Sovereign Gold Bond Series III subscription opens: Should you invest
The Reserve Bank of India (RBI) has revealed that the Sovereign Gold Bond (SGB) Scheme Series III for the 2023-2024 fiscal year will be open for subscription from December 18-22. The bonds will be issued to subscribers on December 28. This announcement comes as gold prices experience a significant increase, rising over 10% in 2023, even in a challenging high-interest rate environment.
Pricing and valuation of the bonds
The RBI has set the issue price at Rs. 6,199 per gram of gold. Online subscribers can, however, secure these bonds at a discount of Rs. 50 per gram. The value of these bonds is determined by calculating the simple average of the closing price of gold with 999 purity, as published by the India Bullion and Jewellers Association. This average is based on the closing prices of gold for the three working days before the subscription period begins.

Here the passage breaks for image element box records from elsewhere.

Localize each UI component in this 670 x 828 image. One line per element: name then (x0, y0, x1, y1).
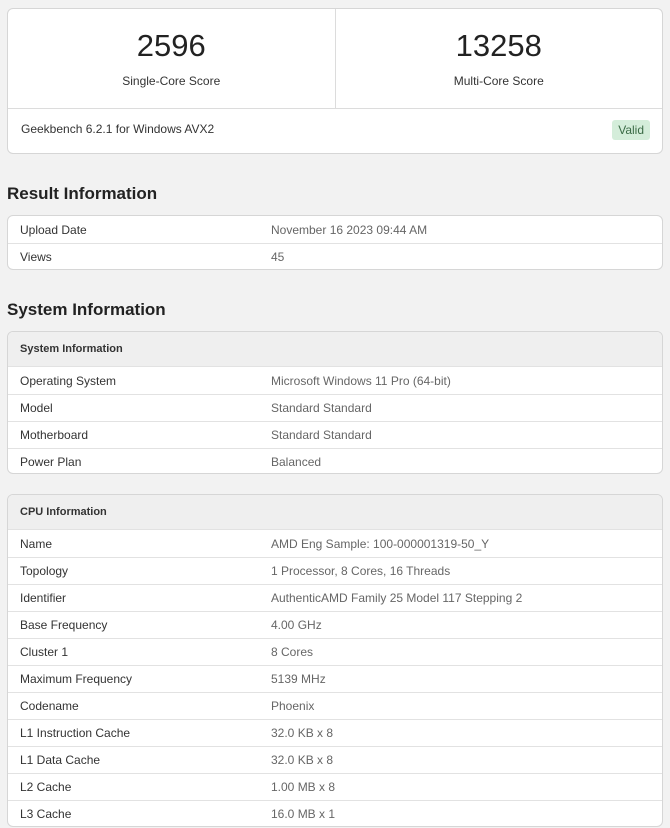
table-row: Base Frequency 4.00 GHz (8, 611, 662, 638)
valid-badge: Valid (612, 120, 650, 140)
table-row: L1 Data Cache 32.0 KB x 8 (8, 746, 662, 773)
row-key: Model (20, 401, 53, 415)
row-value: 4.00 GHz (271, 618, 322, 632)
table-row: Topology 1 Processor, 8 Cores, 16 Thread… (8, 557, 662, 584)
row-key: Views (20, 250, 52, 264)
row-key: L3 Cache (20, 807, 72, 821)
cpu-information-card-header: CPU Information (8, 495, 662, 530)
row-key: Operating System (20, 373, 117, 388)
table-row: Name AMD Eng Sample: 100-000001319-50_Y (8, 530, 662, 557)
cpu-information-card: CPU Information Name AMD Eng Sample: 100… (7, 494, 663, 827)
row-value: 1.00 MB x 8 (271, 780, 336, 794)
multi-core-score[interactable]: 13258 Multi-Core Score (334, 9, 663, 108)
cpu-rows: Name AMD Eng Sample: 100-000001319-50_Y … (8, 530, 662, 826)
table-row: L1 Instruction Cache 32.0 KB x 8 (8, 719, 662, 746)
table-row: Upload Date November 16 2023 09:44 AM (8, 216, 662, 243)
row-value: Phoenix (271, 699, 315, 713)
row-value: 32.0 KB x 8 (271, 753, 334, 767)
row-value: November 16 2023 09:44 AM (271, 222, 428, 237)
row-key: L1 Data Cache (20, 753, 101, 767)
scores-row: 2596 Single-Core Score 13258 Multi-Core … (8, 9, 662, 109)
score-card: 2596 Single-Core Score 13258 Multi-Core … (7, 8, 663, 154)
row-value: 8 Cores (271, 645, 314, 659)
multi-core-score-label: Multi-Core Score (453, 74, 544, 88)
row-value: 1 Processor, 8 Cores, 16 Threads (271, 564, 451, 578)
table-row: Codename Phoenix (8, 692, 662, 719)
table-row: L3 Cache 16.0 MB x 1 (8, 800, 662, 826)
row-value: Microsoft Windows 11 Pro (64-bit) (271, 373, 451, 388)
system-information-card-header: System Information (8, 332, 662, 367)
benchmark-version: Geekbench 6.2.1 for Windows AVX2 (21, 122, 215, 136)
multi-core-score-value: 13258 (455, 28, 542, 63)
row-value: Standard Standard (271, 428, 372, 442)
row-value: 5139 MHz (271, 672, 326, 686)
row-value: AuthenticAMD Family 25 Model 117 Steppin… (271, 591, 523, 605)
row-key: L1 Instruction Cache (20, 726, 131, 740)
table-row: Cluster 1 8 Cores (8, 638, 662, 665)
row-key: Name (20, 536, 53, 551)
table-row: Model Standard Standard (8, 394, 662, 421)
version-row: Geekbench 6.2.1 for Windows AVX2 Valid (8, 109, 662, 153)
row-key: Upload Date (20, 222, 87, 237)
row-key: L2 Cache (20, 780, 72, 794)
single-core-score[interactable]: 2596 Single-Core Score (8, 9, 335, 108)
table-row: Maximum Frequency 5139 MHz (8, 665, 662, 692)
row-key: Motherboard (20, 428, 89, 442)
system-information-heading: System Information (7, 300, 166, 319)
table-row: L2 Cache 1.00 MB x 8 (8, 773, 662, 800)
table-row: Power Plan Balanced (8, 448, 662, 473)
row-value: 16.0 MB x 1 (271, 807, 336, 821)
row-key: Codename (20, 699, 79, 713)
row-key: Maximum Frequency (20, 672, 133, 686)
single-core-score-value: 2596 (136, 28, 206, 63)
result-information-card: Upload Date November 16 2023 09:44 AM Vi… (7, 215, 663, 270)
table-row: Motherboard Standard Standard (8, 421, 662, 448)
result-information-heading: Result Information (7, 184, 158, 203)
row-key: Cluster 1 (20, 645, 69, 659)
system-rows: Operating System Microsoft Windows 11 Pr… (8, 367, 662, 473)
row-key: Base Frequency (20, 618, 108, 632)
row-key: Identifier (20, 591, 67, 605)
row-value: 32.0 KB x 8 (271, 726, 334, 740)
row-key: Power Plan (20, 455, 82, 469)
system-information-card: System Information Operating System Micr… (7, 331, 663, 474)
table-row: Identifier AuthenticAMD Family 25 Model … (8, 584, 662, 611)
row-value: 45 (271, 250, 285, 264)
table-row: Views 45 (8, 243, 662, 269)
row-key: Topology (20, 564, 69, 578)
row-value: Balanced (271, 455, 322, 469)
row-value: Standard Standard (271, 401, 372, 415)
table-row: Operating System Microsoft Windows 11 Pr… (8, 367, 662, 394)
row-value: AMD Eng Sample: 100-000001319-50_Y (271, 536, 490, 551)
result-rows: Upload Date November 16 2023 09:44 AM Vi… (8, 216, 662, 269)
single-core-score-label: Single-Core Score (122, 74, 221, 88)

Who can invest and interest rate details
SGBs are available for investment by individuals, Hindu Undivided Families (HUFs), trusts, universities, and charitable institutions classified as residents in India under the Foreign Exchange Management Act, 1999. SGBs provide a fixed interest rate of 2.50% per annum on the initial investment amount, credited semi-annually to the investor's bank account. The minimum investment is one gram, with a maximum subscription limit of 4kg per fiscal year for individual and HUF investors, and 20kg for trusts and similar entities.

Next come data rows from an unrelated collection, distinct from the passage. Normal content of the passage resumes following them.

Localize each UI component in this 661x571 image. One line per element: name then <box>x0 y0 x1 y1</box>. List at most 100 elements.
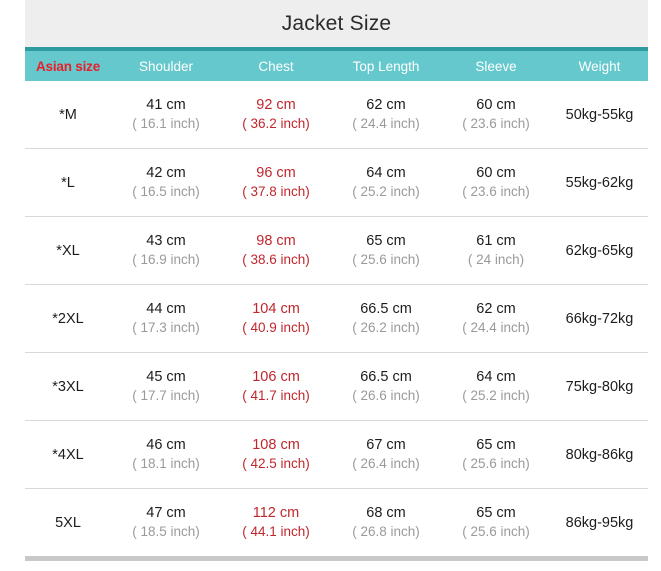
value-inch: ( 24 inch) <box>441 251 551 269</box>
value-inch: ( 37.8 inch) <box>221 183 331 201</box>
value-cm: 66.5 cm <box>331 368 441 388</box>
page-title: Jacket Size <box>282 12 392 36</box>
column-header-shoulder: Shoulder <box>111 49 221 81</box>
chart-title-bar: Jacket Size <box>25 0 648 47</box>
cell-sleeve: 64 cm( 25.2 inch) <box>441 353 551 421</box>
value-cm: 47 cm <box>111 504 221 524</box>
cell-weight: 86kg-95kg <box>551 489 648 559</box>
column-header-asian-size: Asian size <box>25 49 111 81</box>
value-inch: ( 16.9 inch) <box>111 251 221 269</box>
value-cm: 62 cm <box>441 300 551 320</box>
value-cm: 96 cm <box>221 164 331 184</box>
value-cm: 92 cm <box>221 96 331 116</box>
cell-sleeve: 60 cm( 23.6 inch) <box>441 149 551 217</box>
cell-top: 67 cm( 26.4 inch) <box>331 421 441 489</box>
cell-chest: 92 cm( 36.2 inch) <box>221 81 331 149</box>
cell-asian-size: *XL <box>25 217 111 285</box>
value-inch: ( 41.7 inch) <box>221 387 331 405</box>
value-inch: ( 24.4 inch) <box>331 115 441 133</box>
cell-top: 66.5 cm( 26.6 inch) <box>331 353 441 421</box>
value-cm: 60 cm <box>441 96 551 116</box>
cell-shoulder: 44 cm( 17.3 inch) <box>111 285 221 353</box>
cell-chest: 98 cm( 38.6 inch) <box>221 217 331 285</box>
cell-weight: 66kg-72kg <box>551 285 648 353</box>
value-inch: ( 36.2 inch) <box>221 115 331 133</box>
value-cm: 98 cm <box>221 232 331 252</box>
cell-chest: 96 cm( 37.8 inch) <box>221 149 331 217</box>
value-cm: 64 cm <box>331 164 441 184</box>
value-inch: ( 17.3 inch) <box>111 319 221 337</box>
cell-sleeve: 60 cm( 23.6 inch) <box>441 81 551 149</box>
column-header-top-length: Top Length <box>331 49 441 81</box>
value-inch: ( 17.7 inch) <box>111 387 221 405</box>
cell-sleeve: 65 cm( 25.6 inch) <box>441 421 551 489</box>
value-inch: ( 18.1 inch) <box>111 455 221 473</box>
value-cm: 65 cm <box>441 504 551 524</box>
value-cm: 66.5 cm <box>331 300 441 320</box>
size-chart: Jacket Size Asian size Shoulder Chest To… <box>0 0 661 571</box>
cell-top: 65 cm( 25.6 inch) <box>331 217 441 285</box>
value-inch: ( 16.5 inch) <box>111 183 221 201</box>
cell-shoulder: 43 cm( 16.9 inch) <box>111 217 221 285</box>
value-inch: ( 25.2 inch) <box>441 387 551 405</box>
cell-asian-size: *M <box>25 81 111 149</box>
cell-asian-size: *2XL <box>25 285 111 353</box>
cell-top: 66.5 cm( 26.2 inch) <box>331 285 441 353</box>
cell-shoulder: 42 cm( 16.5 inch) <box>111 149 221 217</box>
value-inch: ( 42.5 inch) <box>221 455 331 473</box>
value-cm: 65 cm <box>441 436 551 456</box>
table-row: *XL43 cm( 16.9 inch)98 cm( 38.6 inch)65 … <box>25 217 648 285</box>
cell-sleeve: 61 cm( 24 inch) <box>441 217 551 285</box>
cell-weight: 55kg-62kg <box>551 149 648 217</box>
table-row: *3XL45 cm( 17.7 inch)106 cm( 41.7 inch)6… <box>25 353 648 421</box>
value-inch: ( 24.4 inch) <box>441 319 551 337</box>
cell-sleeve: 65 cm( 25.6 inch) <box>441 489 551 559</box>
value-cm: 42 cm <box>111 164 221 184</box>
value-cm: 64 cm <box>441 368 551 388</box>
value-inch: ( 25.6 inch) <box>441 523 551 541</box>
table-row: *2XL44 cm( 17.3 inch)104 cm( 40.9 inch)6… <box>25 285 648 353</box>
value-inch: ( 26.2 inch) <box>331 319 441 337</box>
value-cm: 67 cm <box>331 436 441 456</box>
cell-top: 64 cm( 25.2 inch) <box>331 149 441 217</box>
column-header-chest: Chest <box>221 49 331 81</box>
cell-shoulder: 45 cm( 17.7 inch) <box>111 353 221 421</box>
value-inch: ( 26.4 inch) <box>331 455 441 473</box>
value-cm: 41 cm <box>111 96 221 116</box>
cell-chest: 112 cm( 44.1 inch) <box>221 489 331 559</box>
cell-sleeve: 62 cm( 24.4 inch) <box>441 285 551 353</box>
value-cm: 68 cm <box>331 504 441 524</box>
value-inch: ( 25.6 inch) <box>331 251 441 269</box>
cell-shoulder: 41 cm( 16.1 inch) <box>111 81 221 149</box>
value-cm: 104 cm <box>221 300 331 320</box>
cell-chest: 106 cm( 41.7 inch) <box>221 353 331 421</box>
value-cm: 112 cm <box>221 504 331 524</box>
cell-chest: 108 cm( 42.5 inch) <box>221 421 331 489</box>
cell-shoulder: 47 cm( 18.5 inch) <box>111 489 221 559</box>
value-cm: 108 cm <box>221 436 331 456</box>
table-header: Asian size Shoulder Chest Top Length Sle… <box>25 49 648 81</box>
cell-asian-size: *4XL <box>25 421 111 489</box>
column-header-sleeve: Sleeve <box>441 49 551 81</box>
cell-shoulder: 46 cm( 18.1 inch) <box>111 421 221 489</box>
value-inch: ( 26.8 inch) <box>331 523 441 541</box>
value-cm: 45 cm <box>111 368 221 388</box>
value-cm: 43 cm <box>111 232 221 252</box>
value-cm: 62 cm <box>331 96 441 116</box>
value-inch: ( 23.6 inch) <box>441 115 551 133</box>
value-inch: ( 44.1 inch) <box>221 523 331 541</box>
table-header-row: Asian size Shoulder Chest Top Length Sle… <box>25 49 648 81</box>
cell-weight: 50kg-55kg <box>551 81 648 149</box>
value-cm: 106 cm <box>221 368 331 388</box>
cell-top: 62 cm( 24.4 inch) <box>331 81 441 149</box>
cell-chest: 104 cm( 40.9 inch) <box>221 285 331 353</box>
value-inch: ( 25.2 inch) <box>331 183 441 201</box>
value-cm: 46 cm <box>111 436 221 456</box>
value-cm: 44 cm <box>111 300 221 320</box>
value-inch: ( 16.1 inch) <box>111 115 221 133</box>
cell-weight: 80kg-86kg <box>551 421 648 489</box>
value-cm: 65 cm <box>331 232 441 252</box>
table-row: 5XL47 cm( 18.5 inch)112 cm( 44.1 inch)68… <box>25 489 648 559</box>
value-inch: ( 26.6 inch) <box>331 387 441 405</box>
cell-top: 68 cm( 26.8 inch) <box>331 489 441 559</box>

Analysts' views on SGB investment
Suresh Shukla, Chief Business Officer at SBI Securities, stated the SGB offers an attractive investment opportunity as it allows investors to diversify their portfolios and benefit from capital appreciation linked to gold prices, without the challenges of physical storage. Harshad Chetanwala, Co-founder of MyWealthGrowth.com, added that over time, gold is expected to generate returns that will likely beat inflation. This makes SGBs one of the best ways to invest in gold at the current time, if held till maturity.